Quel plaisir de retrouver à nouveau cette incroyable pianiste. Après
Brahms, elle nous convie cette fois à un nouveau voyage qui
confronte le grand Bach à la seconde école de Vienne. Ici, la pianiste
délivre un dialogue majestueux où l’ombre et la lumière passent
ainsi d’une Toccata à l’incroyable sonate de Berg avant de revenir
dans la transcendance du grand Bach. L’alchimie est parfaite, les
frontières du jour et de la nuit finissent par s’estomper pour faire
qu’un, dans cette aube ou ce crépuscule musical où il n’y a plus de
frontières car elles se fondent dans un même tout. Assurément une
magnifique expérience discographique.

Par Laurent Pfaadt

Hortense Cartier-Bresson, Bach, Berg, Schoenberg, Webern,
Aparté, HM/Pias

Shostakovich: String Quartets no.3 & no.8

Parmi la nouvelle génération de quatuors qui a émergé ces dernières
années, le Novus Quartet mérite une attention toute particulière.
Au-delà de l’excellence des talents réunis, son approche des œuvres
interprétées est particulièrement intéressante. Formé en 2007 par
quatre musiciens coréens, il semble avancer dans une temporalité
musicale en puisant à chaque fois dans ses expériences précédentes
matière à nourrir les suivantes comme un voyage musical où
l’instant joué conserve le souvenir d’accords passés.

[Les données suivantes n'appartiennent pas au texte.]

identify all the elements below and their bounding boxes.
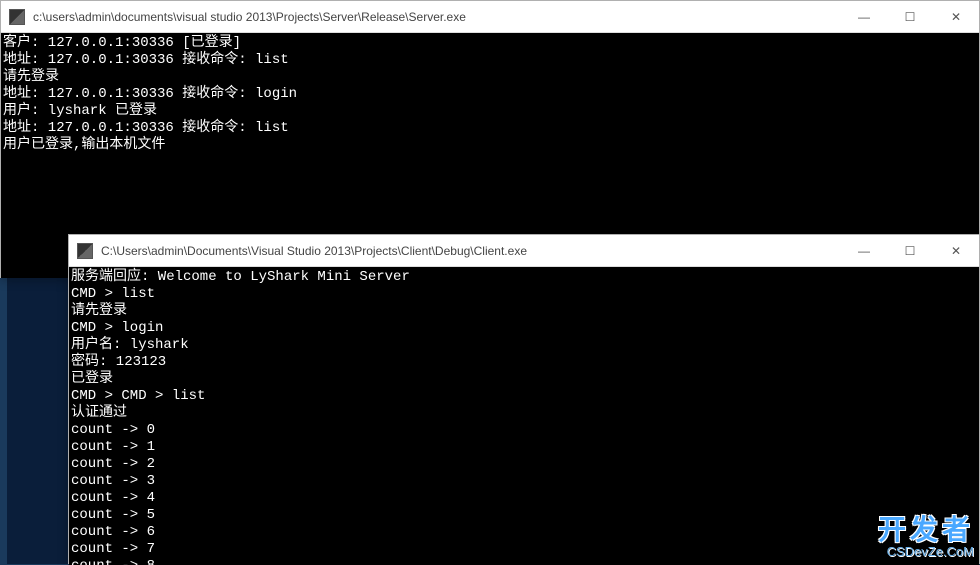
client-title-bar[interactable]: C:\Users\admin\Documents\Visual Studio 2… (69, 235, 979, 267)
client-console-window: C:\Users\admin\Documents\Visual Studio 2… (68, 234, 980, 564)
console-line: 密码: 123123 (71, 354, 977, 371)
console-line: 地址: 127.0.0.1:30336 接收命令: list (3, 52, 977, 69)
app-icon (77, 243, 93, 259)
console-line: count -> 2 (71, 456, 977, 473)
maximize-button[interactable]: ☐ (887, 235, 933, 267)
console-line: 用户已登录,输出本机文件 (3, 137, 977, 154)
console-line: 用户名: lyshark (71, 337, 977, 354)
client-console-output: 服务端回应: Welcome to LyShark Mini ServerCMD… (69, 267, 979, 565)
close-button[interactable]: ✕ (933, 235, 979, 267)
server-title-bar[interactable]: c:\users\admin\documents\visual studio 2… (1, 1, 979, 33)
console-line: count -> 6 (71, 524, 977, 541)
server-title-text: c:\users\admin\documents\visual studio 2… (33, 10, 841, 24)
console-line: CMD > list (71, 286, 977, 303)
close-button[interactable]: ✕ (933, 1, 979, 33)
server-window-controls: — ☐ ✕ (841, 1, 979, 32)
app-icon (9, 9, 25, 25)
console-line: 已登录 (71, 371, 977, 388)
console-line: 地址: 127.0.0.1:30336 接收命令: login (3, 86, 977, 103)
console-line: count -> 4 (71, 490, 977, 507)
console-line: count -> 0 (71, 422, 977, 439)
console-line: CMD > CMD > list (71, 388, 977, 405)
console-line: count -> 1 (71, 439, 977, 456)
console-line: 认证通过 (71, 405, 977, 422)
console-line: 请先登录 (71, 303, 977, 320)
minimize-button[interactable]: — (841, 235, 887, 267)
client-title-text: C:\Users\admin\Documents\Visual Studio 2… (101, 244, 841, 258)
console-line: 地址: 127.0.0.1:30336 接收命令: list (3, 120, 977, 137)
console-line: 客户: 127.0.0.1:30336 [已登录] (3, 35, 977, 52)
console-line: 请先登录 (3, 69, 977, 86)
client-window-controls: — ☐ ✕ (841, 235, 979, 266)
maximize-button[interactable]: ☐ (887, 1, 933, 33)
console-line: 服务端回应: Welcome to LyShark Mini Server (71, 269, 977, 286)
minimize-button[interactable]: — (841, 1, 887, 33)
console-line: count -> 3 (71, 473, 977, 490)
background-strip (7, 278, 68, 564)
console-line: count -> 5 (71, 507, 977, 524)
console-line: CMD > login (71, 320, 977, 337)
console-line: count -> 7 (71, 541, 977, 558)
console-line: 用户: lyshark 已登录 (3, 103, 977, 120)
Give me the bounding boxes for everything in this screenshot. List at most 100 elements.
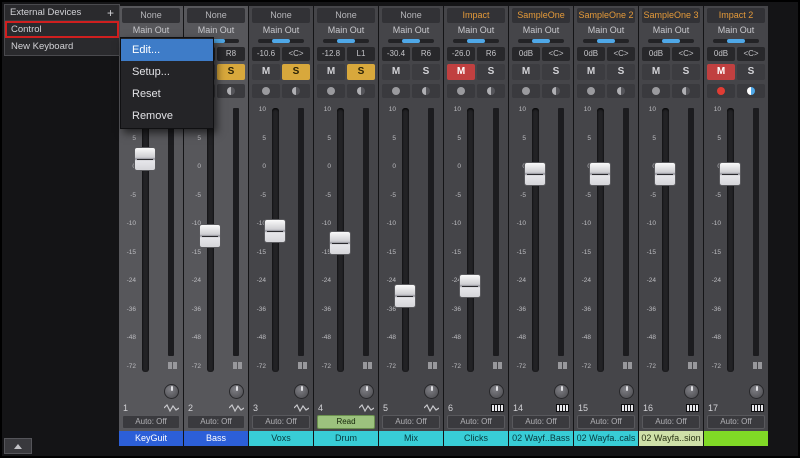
fader-handle[interactable]: [589, 161, 611, 186]
monitor-button[interactable]: [737, 84, 765, 98]
cue-pan-knob[interactable]: [359, 384, 374, 399]
solo-button[interactable]: S: [737, 64, 765, 80]
monitor-button[interactable]: [217, 84, 245, 98]
volume-readout[interactable]: 0dB: [707, 47, 735, 61]
pan-slider[interactable]: [509, 37, 573, 46]
record-arm-button[interactable]: [317, 84, 345, 98]
fader-handle[interactable]: [134, 146, 156, 171]
pan-readout[interactable]: <C>: [607, 47, 635, 61]
cue-pan-knob[interactable]: [684, 384, 699, 399]
cue-pan-knob[interactable]: [424, 384, 439, 399]
pan-readout[interactable]: L1: [347, 47, 375, 61]
channel-name[interactable]: Bass: [184, 431, 248, 446]
insert-slot[interactable]: SampleOne 3: [642, 8, 700, 23]
mute-button[interactable]: M: [642, 64, 670, 80]
fader-handle[interactable]: [719, 161, 741, 186]
output-select[interactable]: Main Out: [184, 24, 248, 37]
insert-slot[interactable]: None: [317, 8, 375, 23]
channel-name[interactable]: 02 Wayfa..sion: [639, 431, 703, 446]
output-select[interactable]: Main Out: [249, 24, 313, 37]
solo-button[interactable]: S: [607, 64, 635, 80]
output-select[interactable]: Main Out: [639, 24, 703, 37]
menu-item-reset[interactable]: Reset: [121, 83, 213, 105]
fader-handle[interactable]: [264, 218, 286, 243]
record-arm-button[interactable]: [707, 84, 735, 98]
pan-readout[interactable]: R8: [217, 47, 245, 61]
insert-slot[interactable]: Impact 2: [707, 8, 765, 23]
volume-readout[interactable]: -10.6: [252, 47, 280, 61]
record-arm-button[interactable]: [577, 84, 605, 98]
pan-readout[interactable]: <C>: [542, 47, 570, 61]
pan-readout[interactable]: <C>: [737, 47, 765, 61]
automation-mode[interactable]: Auto: Off: [577, 415, 635, 429]
insert-slot[interactable]: None: [122, 8, 180, 23]
channel-name[interactable]: KeyGuit: [119, 431, 183, 446]
monitor-button[interactable]: [412, 84, 440, 98]
output-select[interactable]: Main Out: [314, 24, 378, 37]
pan-slider[interactable]: [444, 37, 508, 46]
fader-handle[interactable]: [654, 161, 676, 186]
pan-slider[interactable]: [704, 37, 768, 46]
mute-button[interactable]: M: [707, 64, 735, 80]
fader-handle[interactable]: [329, 230, 351, 255]
cue-pan-knob[interactable]: [749, 384, 764, 399]
cue-pan-knob[interactable]: [164, 384, 179, 399]
monitor-button[interactable]: [607, 84, 635, 98]
solo-button[interactable]: S: [672, 64, 700, 80]
pan-slider[interactable]: [574, 37, 638, 46]
pan-readout[interactable]: <C>: [282, 47, 310, 61]
output-select[interactable]: Main Out: [379, 24, 443, 37]
monitor-button[interactable]: [347, 84, 375, 98]
device-item-control[interactable]: Control: [5, 21, 119, 38]
channel-name[interactable]: [704, 431, 768, 446]
pan-readout[interactable]: <C>: [672, 47, 700, 61]
menu-item-remove[interactable]: Remove: [121, 105, 213, 127]
channel-name[interactable]: Clicks: [444, 431, 508, 446]
solo-button[interactable]: S: [347, 64, 375, 80]
pan-slider[interactable]: [314, 37, 378, 46]
record-arm-button[interactable]: [252, 84, 280, 98]
fader-track[interactable]: [467, 108, 474, 372]
insert-slot[interactable]: None: [382, 8, 440, 23]
solo-button[interactable]: S: [282, 64, 310, 80]
volume-readout[interactable]: 0dB: [642, 47, 670, 61]
pan-readout[interactable]: R6: [412, 47, 440, 61]
fader-handle[interactable]: [459, 273, 481, 298]
mute-button[interactable]: M: [382, 64, 410, 80]
automation-mode[interactable]: Read: [317, 415, 375, 429]
automation-mode[interactable]: Auto: Off: [187, 415, 245, 429]
output-select[interactable]: Main Out: [704, 24, 768, 37]
mute-button[interactable]: M: [317, 64, 345, 80]
record-arm-button[interactable]: [512, 84, 540, 98]
insert-slot[interactable]: None: [252, 8, 310, 23]
monitor-button[interactable]: [542, 84, 570, 98]
mute-button[interactable]: M: [512, 64, 540, 80]
record-arm-button[interactable]: [447, 84, 475, 98]
automation-mode[interactable]: Auto: Off: [642, 415, 700, 429]
volume-readout[interactable]: -26.0: [447, 47, 475, 61]
volume-readout[interactable]: -12.8: [317, 47, 345, 61]
mute-button[interactable]: M: [252, 64, 280, 80]
cue-pan-knob[interactable]: [489, 384, 504, 399]
monitor-button[interactable]: [282, 84, 310, 98]
panel-expand-button[interactable]: [4, 438, 32, 454]
channel-name[interactable]: Mix: [379, 431, 443, 446]
output-select[interactable]: Main Out: [509, 24, 573, 37]
record-arm-button[interactable]: [642, 84, 670, 98]
solo-button[interactable]: S: [412, 64, 440, 80]
insert-slot[interactable]: Impact: [447, 8, 505, 23]
fader-handle[interactable]: [524, 161, 546, 186]
device-item-new-keyboard[interactable]: New Keyboard: [5, 38, 119, 55]
volume-readout[interactable]: -30.4: [382, 47, 410, 61]
fader-track[interactable]: [597, 108, 604, 372]
insert-slot[interactable]: None: [187, 8, 245, 23]
menu-item-edit[interactable]: Edit...: [121, 39, 213, 61]
menu-item-setup[interactable]: Setup...: [121, 61, 213, 83]
fader-handle[interactable]: [199, 224, 221, 249]
cue-pan-knob[interactable]: [619, 384, 634, 399]
solo-button[interactable]: S: [477, 64, 505, 80]
cue-pan-knob[interactable]: [294, 384, 309, 399]
automation-mode[interactable]: Auto: Off: [447, 415, 505, 429]
automation-mode[interactable]: Auto: Off: [707, 415, 765, 429]
cue-pan-knob[interactable]: [554, 384, 569, 399]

Leurs troisième et huitième quatuors de Chostakovitch procèdent
de cette logique presque filiale. Leurs interprétations ont comme
capté la queue de comète webernienne de leur disque précédent
pour la projeter dans l’astre noir du compositeur soviétique. Comme
un Mahler inspirant les symphonies de Chostakovitch. Il y a quelque
chose de tout à fait particulier et de fascinant à écouter ces
quatuors. Dans le même temps, les passages mouvementés sont
presque hitchcockiens, notamment dans le 8e. Grâce à une prise de
son une fois de plus exceptionnelle (dans les studios de la SWR), ces
deux quatuors superposent à merveille l’angoisse passée d’un
homme et celle, présente, d’une époque. Une résonance qui confine
à l’exceptionnel.

Par Laurent Pfaadt

Quatuor Novus, Shostakovich: String Quartets no.3 & no.8,
Aparté

Renaissance tchèque

Un coffret exceptionnel et un nouveau disque signent le retour du
mythique label Praga Digitals

Il est si fréquent de devoir constater la fin ou la transformation –
c’est-à-dire souvent la fin – d’un label et ces dernières années, les
exemples n’ont pas manqué, pour se réjouir de la renaissance de l’un
d’eux. Et quand celui-ci se nomme Praga Digitals, label ô combien
légendaire, la curiosité pique inévitablement le critique. Car quel
label ! Fondé il y a trente ans, en 1991, par un Français, Pierre-Émile
Barbier, afin d’éditer les archives de la radio tchécoslovaque, Praga
Digitals est désormais propriété de la société de productions Little
Tribeca dirigée par Nicolas Bartholomée, l’un des meilleurs
ingénieurs du son du monde, qui a souhaité voir perdurer l’esprit
originel de Praga en entamant la digitalisation de son catalogue.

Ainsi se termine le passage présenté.